Pennsylvania has had two such opportunities in the past decade, but GOP leaders insist on treating them differently.
Early in the last decade when the gaming industry came knocking on PA’s door they could have gone to other states, but they decided on the Commonwealth. And since then households ACROSS Pennsylvania are benefitting, not just homeowners in a casino host municipality or county.
In the 5 years since Pennsylvania’s first slots parlor opened, the gaming industry has paid more than $1.3 billion annually in taxes, has directly created 15,000 Pennsylvanian jobs, and has actually surpassed New Jersey, Nevada and every other state in gaming revenue. The gaming industry also pays for gambling treatment, extra police services, a local revenue share and have spurred the rejuvenation of another entire industry, horse breeding.
Anecdotally, gaming enthusiasts have noted Jersey tour buses parked in Commonwealth casino lots.
And get this: PA taxes gaming at the highest rate in the nation. Interestingly enough political contributions from the gaming industry are banned in Pennsylvania.
So when you hear the Gov. Corbett and others argue that if we tax the natural gas industry (like EVERY other natural gas state does), they’ll pack up and leave, know that it is inaccurate and misleading.
Unlike the gaming industry, natural gas drillers have limited options on where they can locate. Pennsylvania is situated upon what is estimated to be the largest natural gas deposit in the world and alone could fuel the nation’s energy needs for a decade. The gas industry is here to stay even if there is a severance tax…they have said so publicly.
Natural gas is an abundant source of domestic clean energy, and the industry has created jobs and stimulated some local economies, but it has escaped paying its fair share (as it does in other states) for the negative effects of drilling including the increased burden on local emergency responders, the deterioration of our roadways and the degradation of the state’s water ways.
Senate GOP leaders have made implementing an impact fee they’re autumn priority, but their plan is limited, insufficient and would operate differently than other taxes levied by the state, and the governor’s “parameters” are designed for counties, not state government.

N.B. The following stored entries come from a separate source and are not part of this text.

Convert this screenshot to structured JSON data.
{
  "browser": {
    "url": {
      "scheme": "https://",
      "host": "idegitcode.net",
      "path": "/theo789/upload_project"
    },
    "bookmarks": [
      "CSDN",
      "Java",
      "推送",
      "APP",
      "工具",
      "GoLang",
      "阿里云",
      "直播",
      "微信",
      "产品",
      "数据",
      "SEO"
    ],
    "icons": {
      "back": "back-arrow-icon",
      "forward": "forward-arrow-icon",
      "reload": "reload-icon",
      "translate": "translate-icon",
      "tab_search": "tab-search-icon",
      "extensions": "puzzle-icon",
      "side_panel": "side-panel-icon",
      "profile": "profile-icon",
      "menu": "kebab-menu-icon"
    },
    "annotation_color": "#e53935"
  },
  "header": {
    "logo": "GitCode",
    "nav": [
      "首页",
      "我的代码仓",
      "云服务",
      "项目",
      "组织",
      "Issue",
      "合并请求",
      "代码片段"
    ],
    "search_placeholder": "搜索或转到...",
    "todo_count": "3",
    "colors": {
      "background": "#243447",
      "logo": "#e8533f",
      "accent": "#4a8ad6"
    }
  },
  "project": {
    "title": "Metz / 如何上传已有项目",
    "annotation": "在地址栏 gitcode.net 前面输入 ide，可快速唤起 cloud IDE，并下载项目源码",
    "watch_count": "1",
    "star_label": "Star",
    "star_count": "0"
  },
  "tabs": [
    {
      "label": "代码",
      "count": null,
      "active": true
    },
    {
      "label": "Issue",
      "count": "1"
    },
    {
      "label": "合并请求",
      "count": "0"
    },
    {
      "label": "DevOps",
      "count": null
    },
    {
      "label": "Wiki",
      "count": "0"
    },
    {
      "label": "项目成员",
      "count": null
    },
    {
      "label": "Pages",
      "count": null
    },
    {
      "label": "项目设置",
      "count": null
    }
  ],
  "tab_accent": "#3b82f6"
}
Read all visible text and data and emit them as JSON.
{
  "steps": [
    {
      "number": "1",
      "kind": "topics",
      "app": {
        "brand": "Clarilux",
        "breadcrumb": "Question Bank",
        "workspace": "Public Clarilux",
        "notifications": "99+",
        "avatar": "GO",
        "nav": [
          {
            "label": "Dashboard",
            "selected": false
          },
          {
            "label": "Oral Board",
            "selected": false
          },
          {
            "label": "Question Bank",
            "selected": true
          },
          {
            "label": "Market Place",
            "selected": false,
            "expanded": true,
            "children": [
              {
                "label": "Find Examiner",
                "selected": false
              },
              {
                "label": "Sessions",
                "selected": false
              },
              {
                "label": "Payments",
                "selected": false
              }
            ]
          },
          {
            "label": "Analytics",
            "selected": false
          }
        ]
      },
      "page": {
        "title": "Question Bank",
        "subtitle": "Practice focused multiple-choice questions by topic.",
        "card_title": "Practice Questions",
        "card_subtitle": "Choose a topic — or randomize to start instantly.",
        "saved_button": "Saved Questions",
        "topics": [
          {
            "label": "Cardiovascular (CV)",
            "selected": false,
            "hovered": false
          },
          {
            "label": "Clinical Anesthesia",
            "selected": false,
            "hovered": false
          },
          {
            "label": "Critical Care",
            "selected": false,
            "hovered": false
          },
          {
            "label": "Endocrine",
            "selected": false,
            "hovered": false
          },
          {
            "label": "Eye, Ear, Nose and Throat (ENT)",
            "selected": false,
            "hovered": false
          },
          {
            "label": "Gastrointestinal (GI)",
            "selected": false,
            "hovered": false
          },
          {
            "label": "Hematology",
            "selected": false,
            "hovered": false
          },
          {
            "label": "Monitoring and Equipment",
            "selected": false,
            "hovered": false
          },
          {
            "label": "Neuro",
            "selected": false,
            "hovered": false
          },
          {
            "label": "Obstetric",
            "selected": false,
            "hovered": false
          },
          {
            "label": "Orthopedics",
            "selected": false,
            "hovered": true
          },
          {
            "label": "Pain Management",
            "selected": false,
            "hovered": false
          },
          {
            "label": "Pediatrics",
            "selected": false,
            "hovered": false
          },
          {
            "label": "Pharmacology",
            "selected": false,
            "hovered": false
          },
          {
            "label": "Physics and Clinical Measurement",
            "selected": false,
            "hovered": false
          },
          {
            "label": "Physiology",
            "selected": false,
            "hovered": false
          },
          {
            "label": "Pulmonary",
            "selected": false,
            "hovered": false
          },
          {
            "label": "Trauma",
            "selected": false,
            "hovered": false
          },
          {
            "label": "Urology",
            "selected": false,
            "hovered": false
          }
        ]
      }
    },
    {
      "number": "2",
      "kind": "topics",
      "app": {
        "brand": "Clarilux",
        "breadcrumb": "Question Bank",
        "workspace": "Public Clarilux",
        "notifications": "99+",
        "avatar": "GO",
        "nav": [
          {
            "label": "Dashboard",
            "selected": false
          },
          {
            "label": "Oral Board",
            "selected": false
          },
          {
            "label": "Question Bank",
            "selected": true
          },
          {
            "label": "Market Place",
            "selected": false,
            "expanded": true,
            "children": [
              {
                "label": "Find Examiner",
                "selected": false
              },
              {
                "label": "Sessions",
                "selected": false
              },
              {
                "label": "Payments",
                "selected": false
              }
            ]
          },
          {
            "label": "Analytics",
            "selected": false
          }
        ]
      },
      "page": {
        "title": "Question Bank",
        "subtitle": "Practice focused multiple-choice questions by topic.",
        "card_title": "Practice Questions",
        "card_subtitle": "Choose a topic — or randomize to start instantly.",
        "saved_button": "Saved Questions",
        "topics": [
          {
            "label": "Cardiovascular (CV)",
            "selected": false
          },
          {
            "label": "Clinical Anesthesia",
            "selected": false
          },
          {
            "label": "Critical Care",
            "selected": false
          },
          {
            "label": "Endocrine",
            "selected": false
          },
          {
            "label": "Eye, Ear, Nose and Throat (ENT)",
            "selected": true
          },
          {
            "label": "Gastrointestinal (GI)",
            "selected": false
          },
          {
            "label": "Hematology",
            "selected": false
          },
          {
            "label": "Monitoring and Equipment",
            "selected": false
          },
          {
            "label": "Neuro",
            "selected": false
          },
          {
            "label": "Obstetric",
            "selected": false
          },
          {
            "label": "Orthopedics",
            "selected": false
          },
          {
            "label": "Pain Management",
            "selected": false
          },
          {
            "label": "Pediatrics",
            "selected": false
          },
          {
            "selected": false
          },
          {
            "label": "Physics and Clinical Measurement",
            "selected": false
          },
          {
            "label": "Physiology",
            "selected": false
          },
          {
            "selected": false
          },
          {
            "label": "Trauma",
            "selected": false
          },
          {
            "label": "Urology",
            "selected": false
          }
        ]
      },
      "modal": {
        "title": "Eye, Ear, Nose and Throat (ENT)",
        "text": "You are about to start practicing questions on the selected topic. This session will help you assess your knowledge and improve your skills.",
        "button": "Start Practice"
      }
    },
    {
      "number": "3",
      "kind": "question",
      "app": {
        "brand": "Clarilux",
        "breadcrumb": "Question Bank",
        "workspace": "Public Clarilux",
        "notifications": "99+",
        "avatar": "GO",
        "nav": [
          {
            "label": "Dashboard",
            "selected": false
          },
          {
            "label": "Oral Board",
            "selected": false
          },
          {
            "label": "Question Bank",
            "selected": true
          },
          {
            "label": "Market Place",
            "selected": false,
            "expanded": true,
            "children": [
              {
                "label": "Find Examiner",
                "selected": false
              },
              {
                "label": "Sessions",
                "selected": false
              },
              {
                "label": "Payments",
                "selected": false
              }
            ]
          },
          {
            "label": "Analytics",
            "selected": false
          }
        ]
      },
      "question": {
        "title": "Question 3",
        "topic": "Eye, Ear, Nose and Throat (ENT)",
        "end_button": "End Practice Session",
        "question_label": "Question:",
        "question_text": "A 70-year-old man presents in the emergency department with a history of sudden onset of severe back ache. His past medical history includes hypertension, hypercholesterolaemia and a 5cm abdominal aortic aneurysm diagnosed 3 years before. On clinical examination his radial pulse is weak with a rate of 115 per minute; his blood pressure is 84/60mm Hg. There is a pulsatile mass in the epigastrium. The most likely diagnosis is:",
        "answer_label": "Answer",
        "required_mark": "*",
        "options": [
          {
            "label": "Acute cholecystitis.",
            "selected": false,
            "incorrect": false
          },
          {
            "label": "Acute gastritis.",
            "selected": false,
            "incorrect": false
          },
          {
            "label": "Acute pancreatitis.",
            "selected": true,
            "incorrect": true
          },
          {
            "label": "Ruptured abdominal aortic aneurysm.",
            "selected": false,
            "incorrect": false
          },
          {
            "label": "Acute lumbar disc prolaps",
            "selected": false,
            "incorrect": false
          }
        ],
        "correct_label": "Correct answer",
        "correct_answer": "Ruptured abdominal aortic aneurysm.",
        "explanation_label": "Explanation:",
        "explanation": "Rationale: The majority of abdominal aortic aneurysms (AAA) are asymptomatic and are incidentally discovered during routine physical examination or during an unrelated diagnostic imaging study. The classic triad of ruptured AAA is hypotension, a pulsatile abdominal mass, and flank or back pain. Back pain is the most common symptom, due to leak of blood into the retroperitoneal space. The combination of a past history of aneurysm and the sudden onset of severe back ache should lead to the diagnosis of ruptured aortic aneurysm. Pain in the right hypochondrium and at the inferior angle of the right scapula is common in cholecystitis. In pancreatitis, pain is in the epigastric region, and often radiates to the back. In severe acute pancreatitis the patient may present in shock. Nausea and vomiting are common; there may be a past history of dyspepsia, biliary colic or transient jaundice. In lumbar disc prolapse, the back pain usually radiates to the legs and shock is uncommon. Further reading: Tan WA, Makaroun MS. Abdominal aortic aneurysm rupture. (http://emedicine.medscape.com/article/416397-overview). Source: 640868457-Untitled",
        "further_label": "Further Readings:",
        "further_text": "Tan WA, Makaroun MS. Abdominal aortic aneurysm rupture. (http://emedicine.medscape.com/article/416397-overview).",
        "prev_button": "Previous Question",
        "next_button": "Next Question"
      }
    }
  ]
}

Why should an extraction fee favor one Pennsylvanian over another when all residents’ water supply is being polluted?
Why shouldn’t a portion of the tax levied on drillers go to serving the entire state, the same way a portion of the state’s gaming tax benefits people across the Commonwealth or tolls from the turnpike, or sales tax levied at large malls? And why are some GOP leaders still apprehensive to levy a tax that exists in every other state, and that even industry executives say are reasonable and expected?
Why does the GOP insist on treating the gas industry differently?
Could it be that we have not yet banned political contributions from this industry, or maybe we just need to banish Grover Norquist from the state?